04 April 2008

Tutti fanno così. Perché non io?

Because I sometimes visit a house in Tuscany to which my children's memorabilia of their dad were secretively whisked, and which I long to hear have, à la Stephen King scribbles, emitted a suppurating evil karma throughout the thieving abode, leaving harm and misery in the after-fumes ... because of this tenuous connection, I often give articles on that country a second glance.

As a result, I caught witty Melissa Morozzo della Rocca's amusing assertion that, "Sometimes living in Italy you're forced to break the law."

It took her eight months and five grovelling visits to sprawling offices to get a sticker smaller than a postage stamp declaring that her driving licence is recognised by the Italian state.

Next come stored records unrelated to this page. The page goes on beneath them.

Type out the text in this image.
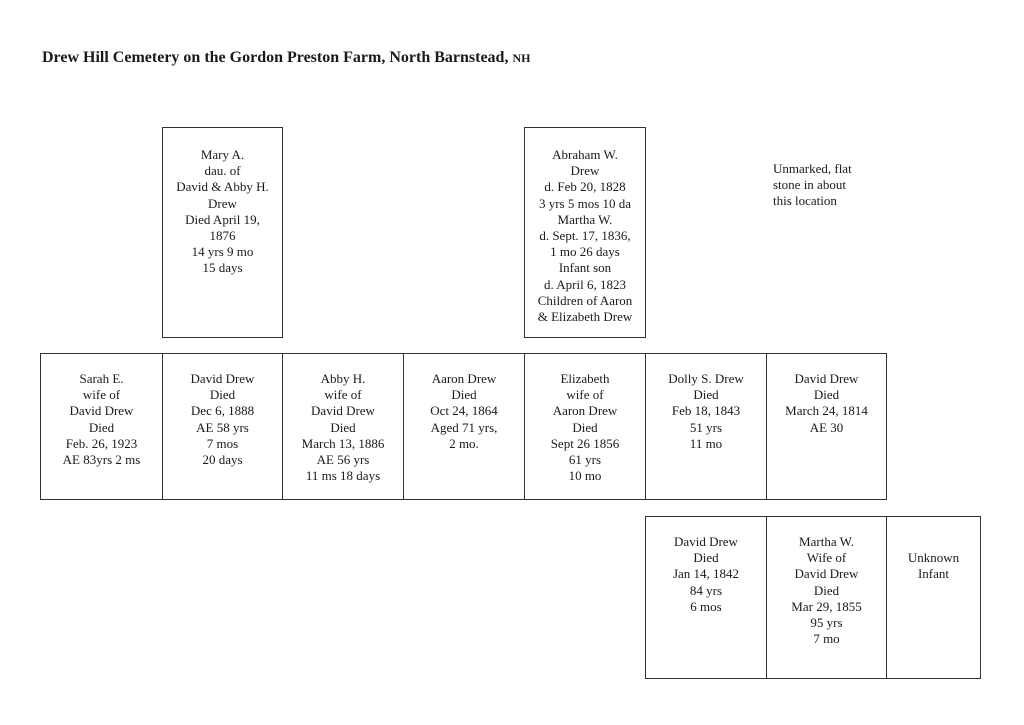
Drew Hill Cemetery on the Gordon Preston Farm, North Barnstead, NH
Mary A.
dau. of
David & Abby H.
Drew
Died April 19,
1876
14 yrs 9 mo
15 days
Abraham W.
Drew
d. Feb 20, 1828
3 yrs 5 mos 10 da
Martha W.
d. Sept. 17, 1836,
1 mo 26 days
Infant son
d. April 6, 1823
Children of Aaron
& Elizabeth Drew
Unmarked, flat
stone in about
this location
Sarah E.
wife of
David Drew
Died
Feb. 26, 1923
AE 83yrs 2 ms
David Drew
Died
Dec 6, 1888
AE 58 yrs
7 mos
20 days
Abby H.
wife of
David Drew
Died
March 13, 1886
AE 56 yrs
11 ms 18 days
Aaron Drew
Died
Oct 24, 1864
Aged 71 yrs,
2 mo.
Elizabeth
wife of
Aaron Drew
Died
Sept 26 1856
61 yrs
10 mo
Dolly S. Drew
Died
Feb 18, 1843
51 yrs
11 mo
David Drew
Died
March 24, 1814
AE 30
David Drew
Died
Jan 14, 1842
84 yrs
6 mos
Martha W.
Wife of
David Drew
Died
Mar 29, 1855
95 yrs
7 mo
Unknown
Infant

"It's not so much about checking your right to have an Italian licence but testing your will to survive against the unscalable granite rock face that is an Italian public office."

An Italian friend pointed out that she could have paid a little extra and gone to the Ufficio Sbriga Pratiche, which loosely translated means the "Office for Hurrying Along Applications for Documents". This is Italy's answer to the unemployment problem. Why simplify the existing channels when you can open another office that charges extra to do exactly the same thing but quicker?

Cunning - furbizia - is valued more highly than anything else, including the Pope, espresso and La Mamma.

Melissa mentions Italians knack for finding creative solutions and cites the Neapolitan who designed a T-shirt with a seat belt drawn across it, to avoid belting up.

Oy! Back in 1997, when I was living on Bainbridge Island, WA, I got so fed up with a certain law enforcer pulling me over for beltless probable cause, then sniffing my breath or espying on the passenger seat what he insisted on calling "drug paraphernalia", that I laboriously sewed a swathe of cloth across one of my umpteen Amazon.com t-shirts just to keep PC Plod off my back. Not much furbizia about that.